One More Missive from the Department of Letters


Nelson Algren (photo illustration from 'Algren')
Nelson Algren (photo illustration from the documentary ‘Algren’)

By popular demand, here’s another letter from Nelson Algren, this time a big fat gossipy one in reply to questions that Roger Groening must have posed.

• • •

                                           1958 evergreen
chicago 31 Oct.

Dear Rajah,
Yes, Clancy Segal really left. The first time I met him was in a Hollywood Studio, a decade and a half ago. He was billed as an agent, but his job was just to show visitors the grounds. He drove me around and got into a long, reverential polemic about the greatest writer in the world, Simone de Beauvoir. He didn't know that I'd knocked around with her, so I kept my mouth shut. Later, when he published "Going Away" he caught up with me in it. I reviewed the book favorably.


In 1960, in London, looking around for someone to give me a knockdown to someone in Dublin so I could meet Brendan Behan, somebody sent me to you know who. He showed me all over London and gave me an address in Dublin that would get me to meet Behan. Then I said I wanted to meet Doris Lessing. So he took me to meet her. It wasn't until after we'd talked a while that I realized she was his old lady.
When I got to Paris another coincidence developed: after de Beauvoir had moved out of the tenement flat we'd lived in in 1949, Clancy had moved in, with some other Frenchie, into the same flat!
The next time he came through here I spent an evening with him, and it was a long one. He's so abstract, so intellectualized, that he can't stand people. I brought him to meet an old-time Madam, thinking it might be interesting to him because she comes from his old Chicago neighborhood. He got so nervous in her presence that he finally excused himself and I haven't heard from him since. I guess he was hurt because I didn't introduced him to Saul Bellow.
If you're interested in his "Weekend in Dinlock," the book he wrote about miners in England, I'll send it on. It's a good book.
He once called somebody "an organization man for nihilism," which I thought was so neat that I used it about twenty times against Alan[sic] Ginsberg, Hugh Hefner, Timothy Leary, Arthur Schlesinger Jr. and Joe Garagiola.
No chance of making it to the Big Apple this fall. If you want to read Islands in the Stream I'll send it on as soon as I get it back from whoever I borrowed [it from] when they loan it back. Let me know.
Have you noticed how much Ron Ziegler and Rod Serling look alike?
Petrakis is a kind of family homebody who modeled his store after Saroyan's, but lacked Saroyan's flair. I don't know him, it's just an impression from a couple TV things of his I caught.
I'm very pleased to have the Welles interviews.

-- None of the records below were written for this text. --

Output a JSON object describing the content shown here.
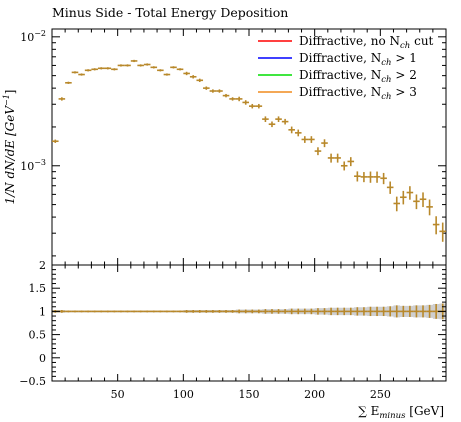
{
  "chart_data": [
    {
      "type": "scatter",
      "title": "Minus Side - Total Energy Deposition",
      "ylabel": "1/N dN/dE [GeV^-1]",
      "xlabel": "",
      "x_range": [
        0,
        300
      ],
      "y_range": [
        0.00017,
        0.0115
      ],
      "y_scale": "log",
      "y_ticks": [
        {
          "value": 0.001,
          "base": "10",
          "exp": "−3"
        },
        {
          "value": 0.01,
          "base": "10",
          "exp": "−2"
        }
      ],
      "legend_position": "top-right",
      "legend": [
        {
          "label": "Diffractive, no N",
          "sub": "ch",
          "tail": " cut",
          "color": "#ff0000"
        },
        {
          "label": "Diffractive, N",
          "sub": "ch",
          "tail": " > 1",
          "color": "#0000ff"
        },
        {
          "label": "Diffractive, N",
          "sub": "ch",
          "tail": " > 2",
          "color": "#00dd00"
        },
        {
          "label": "Diffractive, N",
          "sub": "ch",
          "tail": " > 3",
          "color": "#f08c1e"
        }
      ],
      "marker_color": "#b8882a",
      "bin_width": 5,
      "x": [
        2.5,
        7.5,
        12.5,
        17.5,
        22.5,
        27.5,
        32.5,
        37.5,
        42.5,
        47.5,
        52.5,
        57.5,
        62.5,
        67.5,
        72.5,
        77.5,
        82.5,
        87.5,
        92.5,
        97.5,
        102.5,
        107.5,
        112.5,
        117.5,
        122.5,
        127.5,
        132.5,
        137.5,
        142.5,
        147.5,
        152.5,
        157.5,
        162.5,
        167.5,
        172.5,
        177.5,
        182.5,
        187.5,
        192.5,
        197.5,
        202.5,
        207.5,
        212.5,
        217.5,
        222.5,
        227.5,
        232.5,
        237.5,
        242.5,
        247.5,
        252.5,
        257.5,
        262.5,
        267.5,
        272.5,
        277.5,
        282.5,
        287.5,
        292.5,
        297.5
      ],
      "y": [
        0.00155,
        0.0033,
        0.0044,
        0.0053,
        0.0051,
        0.0055,
        0.0056,
        0.0057,
        0.0057,
        0.0056,
        0.006,
        0.006,
        0.0065,
        0.006,
        0.0061,
        0.0058,
        0.0055,
        0.0051,
        0.0058,
        0.0056,
        0.0052,
        0.0049,
        0.0046,
        0.004,
        0.0038,
        0.0038,
        0.0035,
        0.0033,
        0.0033,
        0.0031,
        0.0029,
        0.0029,
        0.0023,
        0.0021,
        0.0023,
        0.0022,
        0.0019,
        0.0018,
        0.0016,
        0.0016,
        0.0013,
        0.0015,
        0.00115,
        0.00115,
        0.001,
        0.00108,
        0.00083,
        0.00082,
        0.00082,
        0.00082,
        0.0008,
        0.00068,
        0.00051,
        0.00057,
        0.00062,
        0.00053,
        0.00055,
        0.00048,
        0.00035,
        0.00031
      ],
      "yerr_frac": [
        0.03,
        0.03,
        0.02,
        0.02,
        0.02,
        0.02,
        0.02,
        0.02,
        0.02,
        0.02,
        0.02,
        0.02,
        0.02,
        0.02,
        0.02,
        0.02,
        0.02,
        0.02,
        0.02,
        0.02,
        0.03,
        0.03,
        0.03,
        0.03,
        0.03,
        0.03,
        0.03,
        0.03,
        0.04,
        0.04,
        0.04,
        0.04,
        0.05,
        0.05,
        0.05,
        0.05,
        0.06,
        0.06,
        0.06,
        0.06,
        0.07,
        0.07,
        0.08,
        0.08,
        0.08,
        0.08,
        0.09,
        0.09,
        0.1,
        0.1,
        0.1,
        0.11,
        0.13,
        0.12,
        0.12,
        0.13,
        0.13,
        0.14,
        0.16,
        0.17
      ]
    },
    {
      "type": "scatter",
      "title": "",
      "xlabel": "∑ E_minus [GeV]",
      "xlabel_parts": {
        "sum": "∑ E",
        "sub": "minus",
        "unit": " [GeV]"
      },
      "ylabel": "",
      "x_range": [
        0,
        300
      ],
      "y_range": [
        -0.5,
        2
      ],
      "x_ticks": [
        50,
        100,
        150,
        200,
        250
      ],
      "y_ticks": [
        -0.5,
        0,
        0.5,
        1,
        1.5,
        2
      ],
      "y_tick_labels": [
        "−0.5",
        "0",
        "0.5",
        "1",
        "1.5",
        "2"
      ],
      "ratio_value": 1,
      "band_color": "#cfcfcf"
    }
  ]
}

I haven't played them yet because I don't know how to operate a recorder, though I have one — as yet unused. They're nice just to have. Thanks.
I stood in a two-block long queue for the privilege of paying two bucks in order to eat popcorn for an hour and a half while staring at a dark screen for another hour and a half in order to see Clay cut Quarry's eye. Not only that but I missed Laugh-In to make it. And not only that (though I shouldn't admit it) I put ten bucks on Quarry! Where I conceived that flash-notion I can't recall. It had something to do, I believe, with Clay having been out of work so long and Quarry being so stubborn, and the odds being so high on Clay. I'm not sure. Probably just that I wanted to have something going and nobody else would take Quarry. Let that be a lesson to you when Clay fights Frazier. I have to go with Muhammad now.
Lost half my ass in three nights at Cahokia Downs, lost another half at Hawthorne, got it all back in two days at Sportsman's Park — then blew all three halves on a Saturday when they ran a double bill — 9 afternoon races and 9 at night because the harness park here was dark. No extra charge for the night program The races ran from 2 PM until 1 am. I plan to have it all back — and a bunch more — by Nov. 21st, when they stop running here.
Nadine Gordimer is hereabouts. I'm going to go to a party for her Saturday evening. Caught her on TV being interviewed by that sexy beautiful thing with the lovely voice, Barbara Walters. Gordimer kept squirrel-eyeing her wondering how she'd gotten her job.

I'm also looking at Medic, the Bold Ones and half a dozen other absolutely boring afternoon and early-evening TV programs because an actress named Lois Nettleton is in all of them. And she really is beautiful. She charged in here Sunday, I whirled her around town and then she whirled away, leaving me breathing hard. I have a signed picture of her, too. But if you think you're getting her NY number — bear in mind you're no longer in circulation. Even if you were, you wouldn't get it. Those young studs she acts with are sufficient competition for the moment. I've forbidden her to date anyone in NY except Tiny Tim and Truman Capote.
If I review Blue Movie I'll have to use your comment that it makes a reader ashamed for having laughed at him in the past.